Ножные кандалы, как и при городских перевозках, были одни на двоих – правая нога одной к левой ноге другой; руки в цепях пристегнуты к поясу. Забираться в автобус было невероятной задачей. Таща тяжелую пару кандалов, я и моя спутница, маленькая мексиканка, влезли в тюремный автобус. Конвоиры наблюдали за нашими усилиями ко всему привыкшим взглядом, потягивая кофе из пластиковых стаканчиков и иногда переговариваясь между собой.
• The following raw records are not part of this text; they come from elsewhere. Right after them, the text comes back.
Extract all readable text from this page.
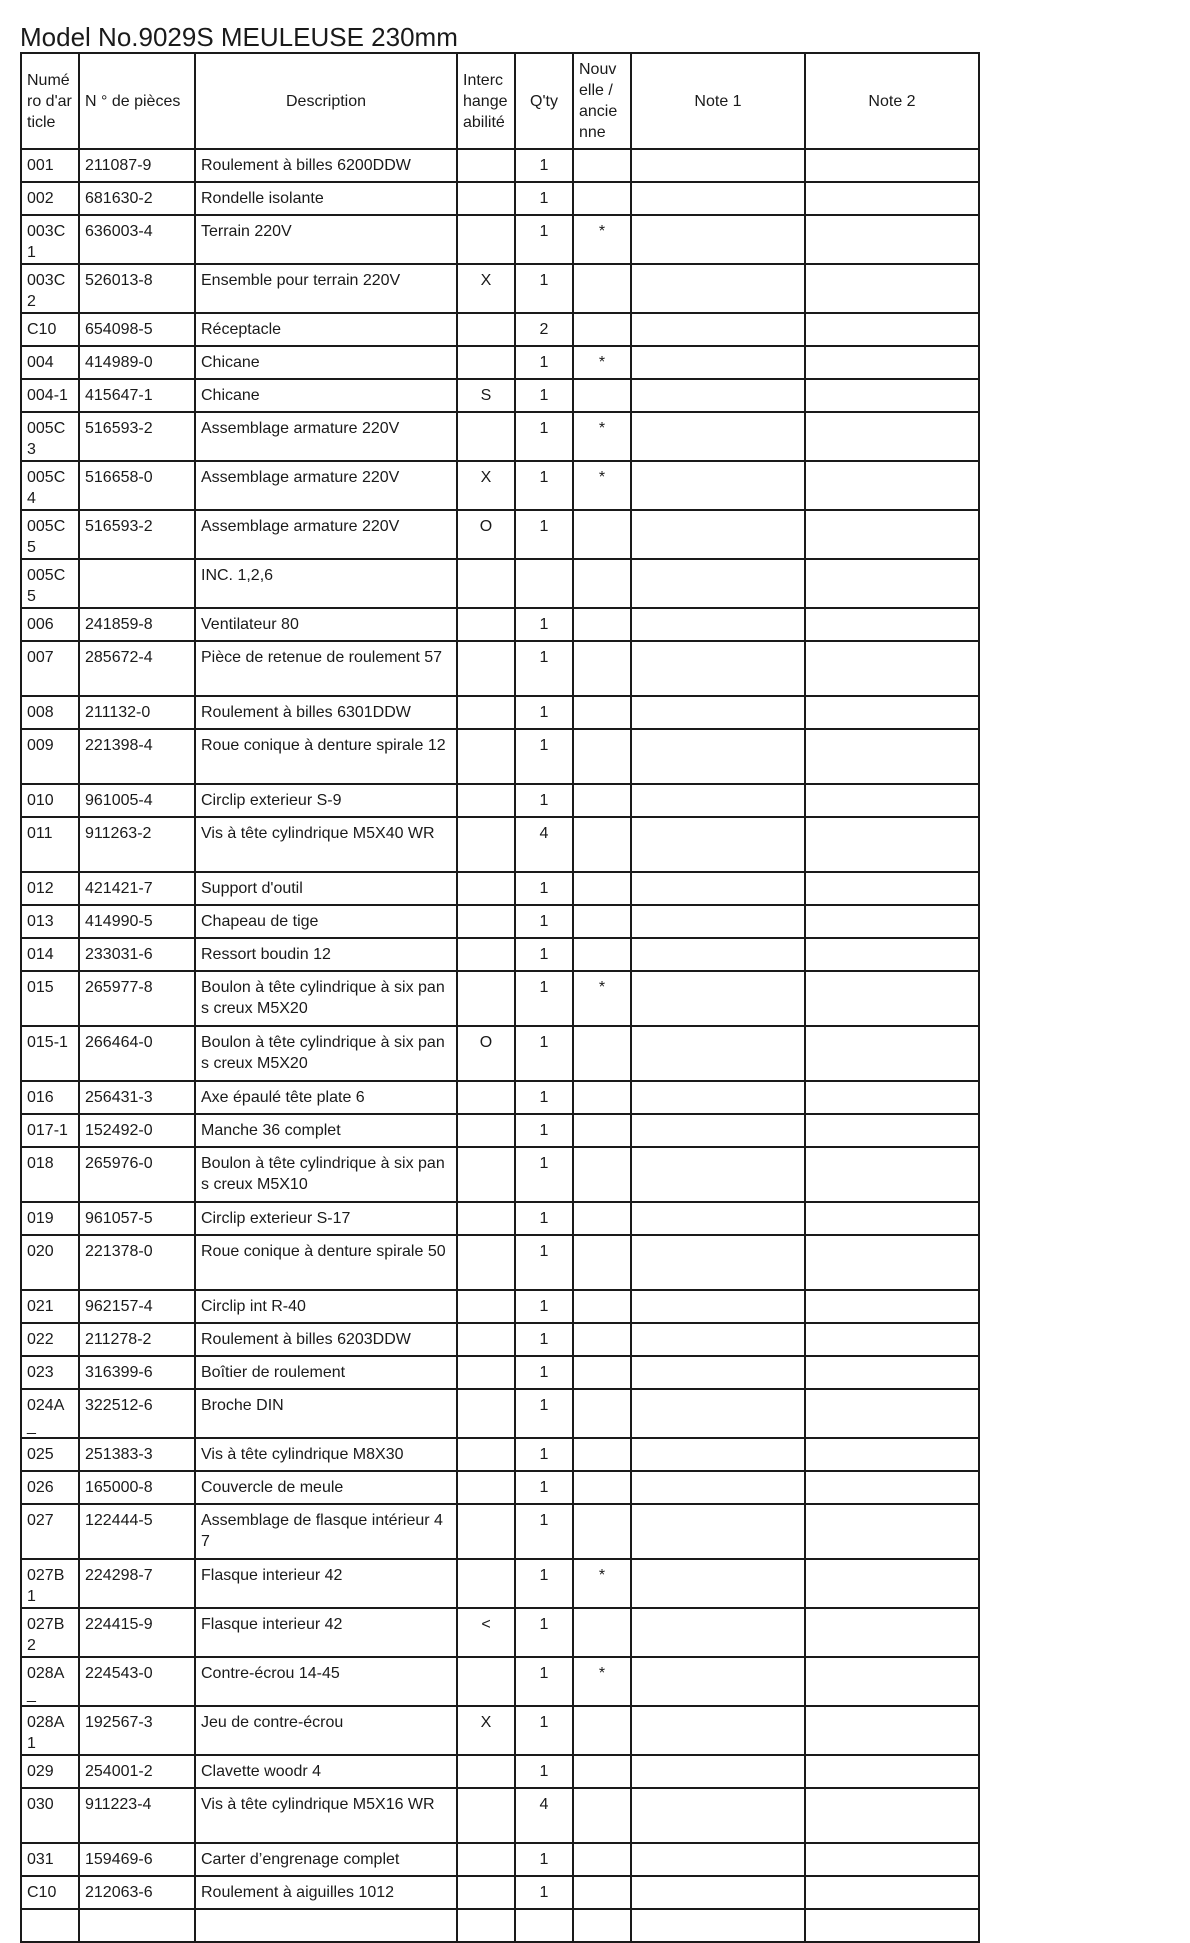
Model No.9029S MEULEUSE 230mm
Numéro d'article	N ° de pièces	Description	Interchangeabilité	Q'ty	Nouvelle / ancienne	Note 1	Note 2
001	211087-9	Roulement à billes 6200DDW		1			
002	681630-2	Rondelle isolante		1			
003C1	636003-4	Terrain 220V		1	*		
003C2	526013-8	Ensemble pour terrain 220V	X	1			
C10	654098-5	Réceptacle		2			
004	414989-0	Chicane		1	*		
004-1	415647-1	Chicane	S	1			
005C3	516593-2	Assemblage armature 220V		1	*		
005C4	516658-0	Assemblage armature 220V	X	1	*		
005C5	516593-2	Assemblage armature 220V	O	1			
005C5		INC. 1,2,6					
006	241859-8	Ventilateur 80		1			
007	285672-4	Pièce de retenue de roulement 57		1			
008	211132-0	Roulement à billes 6301DDW		1			
009	221398-4	Roue conique à denture spirale 12		1			
010	961005-4	Circlip exterieur S-9		1			
011	911263-2	Vis à tête cylindrique M5X40 WR		4			
012	421421-7	Support d'outil		1			
013	414990-5	Chapeau de tige		1			
014	233031-6	Ressort boudin 12		1			
015	265977-8	Boulon à tête cylindrique à six pans creux M5X20		1	*		
015-1	266464-0	Boulon à tête cylindrique à six pans creux M5X20	O	1			
016	256431-3	Axe épaulé tête plate 6		1			
017-1	152492-0	Manche 36 complet		1			
018	265976-0	Boulon à tête cylindrique à six pans creux M5X10		1			
019	961057-5	Circlip exterieur S-17		1			
020	221378-0	Roue conique à denture spirale 50		1			
021	962157-4	Circlip int R-40		1			
022	211278-2	Roulement à billes 6203DDW		1			
023	316399-6	Boîtier de roulement		1			
024A_	322512-6	Broche DIN		1			
025	251383-3	Vis à tête cylindrique M8X30		1			
026	165000-8	Couvercle de meule		1			
027	122444-5	Assemblage de flasque intérieur 47		1			
027B1	224298-7	Flasque interieur 42		1	*		
027B2	224415-9	Flasque interieur 42	<	1			
028A_	224543-0	Contre-écrou 14-45		1	*		
028A1	192567-3	Jeu de contre-écrou	X	1			
029	254001-2	Clavette woodr 4		1			
030	911223-4	Vis à tête cylindrique M5X16 WR		4			
031	159469-6	Carter d’engrenage complet		1			
C10	212063-6	Roulement à aiguilles 1012		1			
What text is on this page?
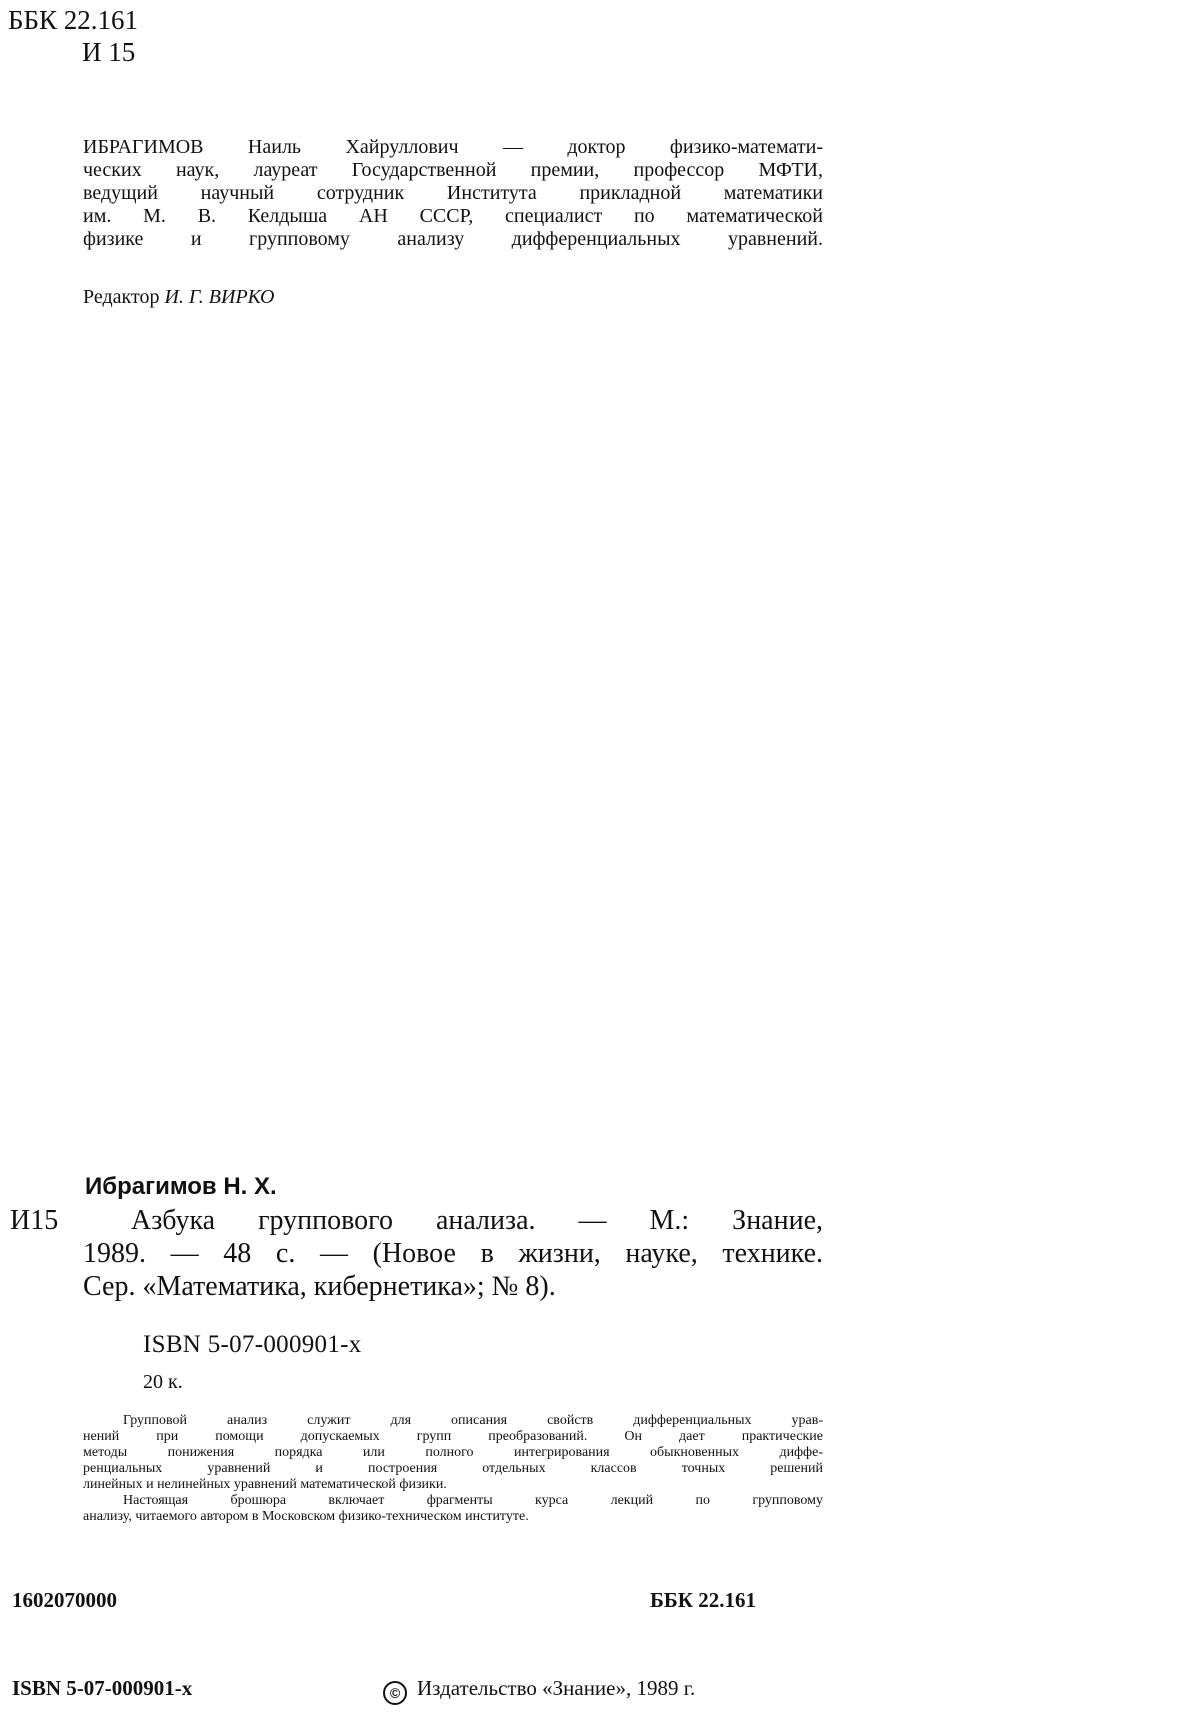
ББК 22.161
И 15
ИБРАГИМОВ Наиль Хайруллович — доктор физико-математи-
ческих наук, лауреат Государственной премии, профессор МФТИ,
ведущий научный сотрудник Института прикладной математики
им. М. В. Келдыша АН СССР, специалист по математической
физике и групповому анализу дифференциальных уравнений.
Редактор И. Г. ВИРКО
Ибрагимов Н. Х.
И15	Азбука группового анализа. — М.: Знание,
1989. — 48 с. — (Новое в жизни, науке, технике.
Сер. «Математика, кибернетика»; № 8).
ISBN 5-07-000901-х
20 к.
Групповой анализ служит для описания свойств дифференциальных урав-
нений при помощи допускаемых групп преобразований. Он дает практические
методы понижения порядка или полного интегрирования обыкновенных диффе-
ренциальных уравнений и построения отдельных классов точных решений
линейных и нелинейных уравнений математической физики.
Настоящая брошюра включает фрагменты курса лекций по групповому
анализу, читаемого автором в Московском физико-техническом институте.
1602070000	ББК 22.161
ISBN 5-07-000901-х	© Издательство «Знание», 1989 г.
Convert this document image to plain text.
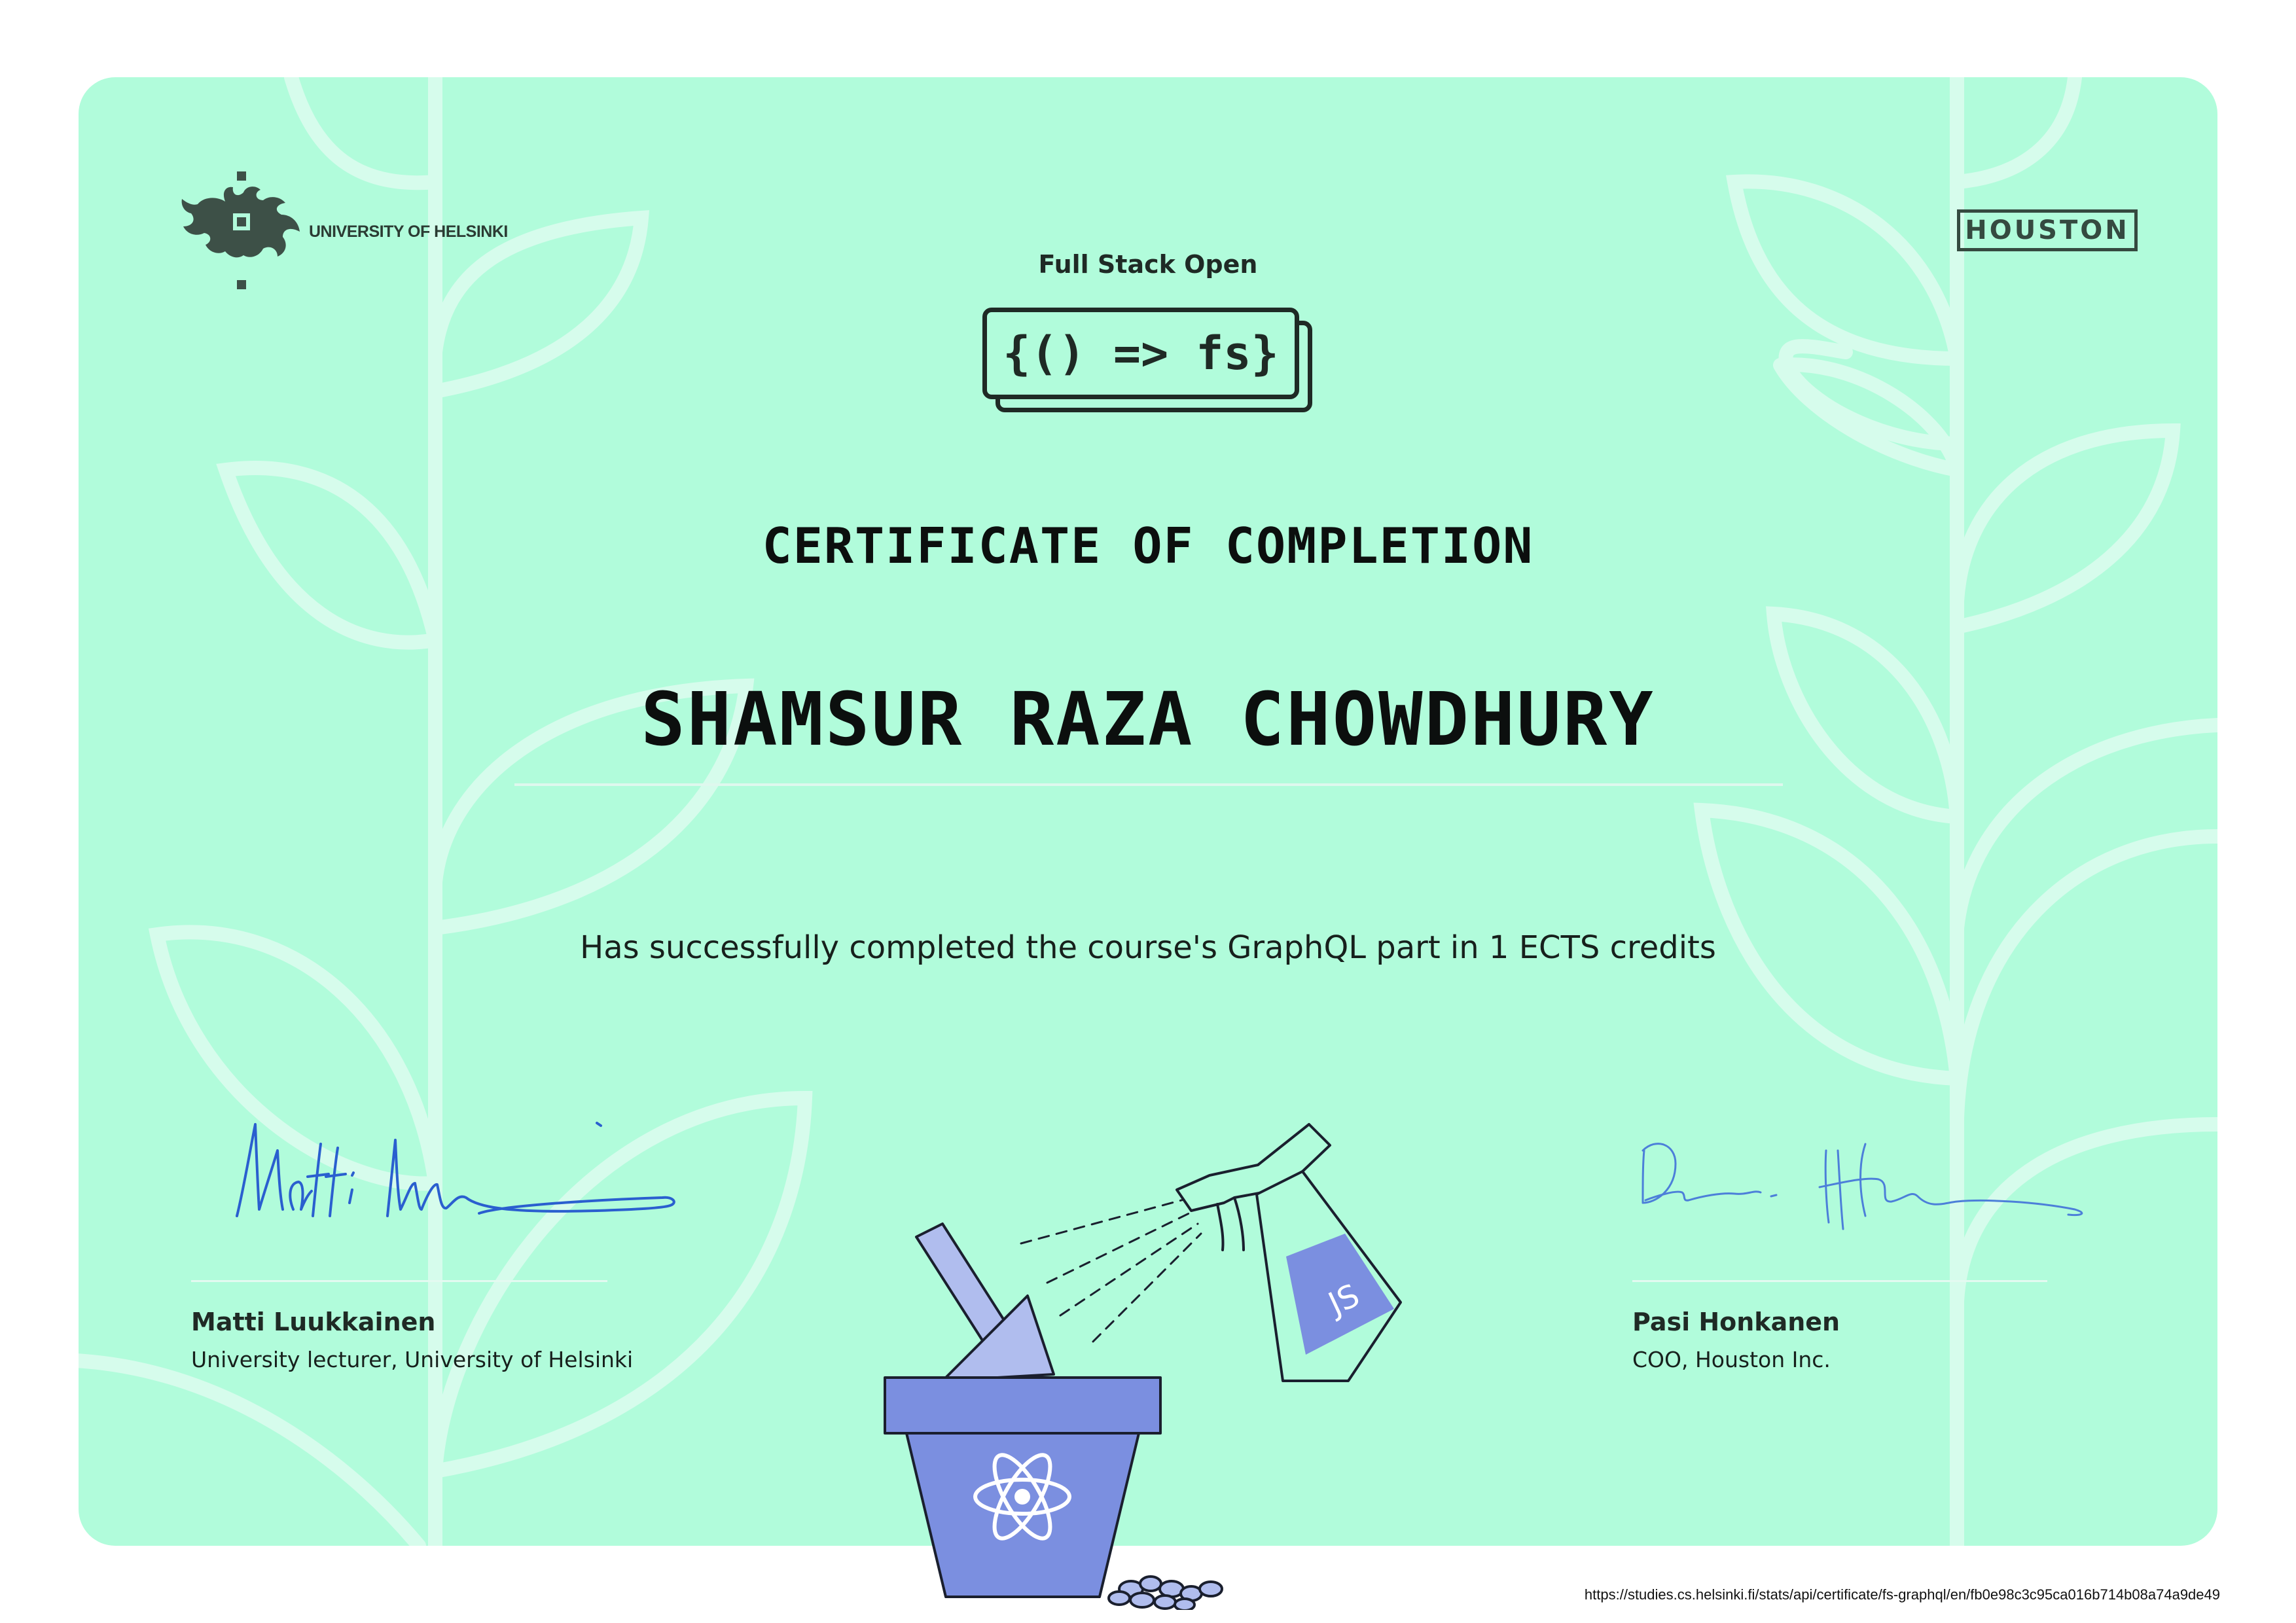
UNIVERSITY OF HELSINKI	HOUSTON
Full Stack Open
{() => fs}
CERTIFICATE OF COMPLETION
SHAMSUR RAZA CHOWDHURY
Has successfully completed the course's GraphQL part in 1 ECTS credits
Matti Luukkainen
University lecturer, University of Helsinki
Pasi Honkanen
COO, Houston Inc.
JS
https://studies.cs.helsinki.fi/stats/api/certificate/fs-graphql/en/fb0e98c3c95ca016b714b08a74a9de49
Я ушла тем утром на этап, дальше по дорогам тюрьмы. Я ушла, не успев попрощаться с близкими мне и дорогими людьми – Бани, мистером Джонсом и Люсией. Я их больше никогда не видела. Автобус тронулся, унося меня по дорогам американских тюрем в новую главу моей жизни.
Часть вторая
Глава 10Дорога в неизвестность
Когда наш автобус выехал за пределы тюрьмы, я прижалась лицом к окну, закрытому стальной сеткой. Мне хотелось увидеть мир и вдохнуть запах воли, бензиновый угар, дым сигарет и еле заметный аромат кофе, который пили надзиратели. Запах настоящего сваренного кофе! Я так много пишу об этом. Да! Я знаю! Но именно этот запах обволакивал чувством свободы! Он вызывал в голове нереальные картинки прошлой жизни! Вот я бегу по полю, ногам немного холодно и мокро от свежей утренней росы; вот я иду по базару Ташкента, вдыхая запах овощей, фруктов и зелени, особенно вкусно пахнут чеснок и укроп; вот я готовлю, и запах жареного лука, который когда-то так раздражал меня, стал несбыточной мечтой! Что бы я только не отдала, лишь бы оказаться сейчас на своей кухне, где в сковородке шипит лук! Это запахи воли. Это запахи дома. В голове не укладывалось, что кто-то может отнять твою жизнь!
Мы ехали по знакомым улицам Эль-Пасо. Маленькие ресторанчики, супермаркеты с еще горящими рекламными вывесками мелькали один за другим, вызывая щемящую тоску по дочери. Вот здесь мы с Зариной проходили несколько раз, покупали школьные принадлежности; вот здесь остановились, чтобы взять ее любимую мексиканскую еду тако. Зарина была такая счастливая, сидела на заднем сиденье и пела русские песни.
– Мамочка, мы же еще не пойдем домой? Нам ведь так хорошо вместе! – между куплетами сказала Заринка.
– Почему, доченька? Давай купим вкусняшки и поедем домой, а то папа снова будет ворчать.
Тяжелые мысли стали давить, окутывая серым туманом волшебные моменты с дочерью. Тогда я не понимала, как важен каждый миг, который я проводила с ней. Я не знала, что через каких-то две недели буду горько жалеть, что повернула машину в сторону дома, а не уделила Зарине больше времени, как она просила.
Мимо проезжали городские автобусы, были видны люди с озабоченными лицами. Кто-то еще сонный, а кто-то смотрел на наш тюремный автобус как на похоронный кортеж, наверное, думая о нас как о покойниках. Нас увозили все дальше от жизни, от людей и от нас самих. Знакомые улицы, перекрестки, безлюдные парки. Все оставалось в прошлой жизни. На улицах никого не было, чтобы сказать «прощай»!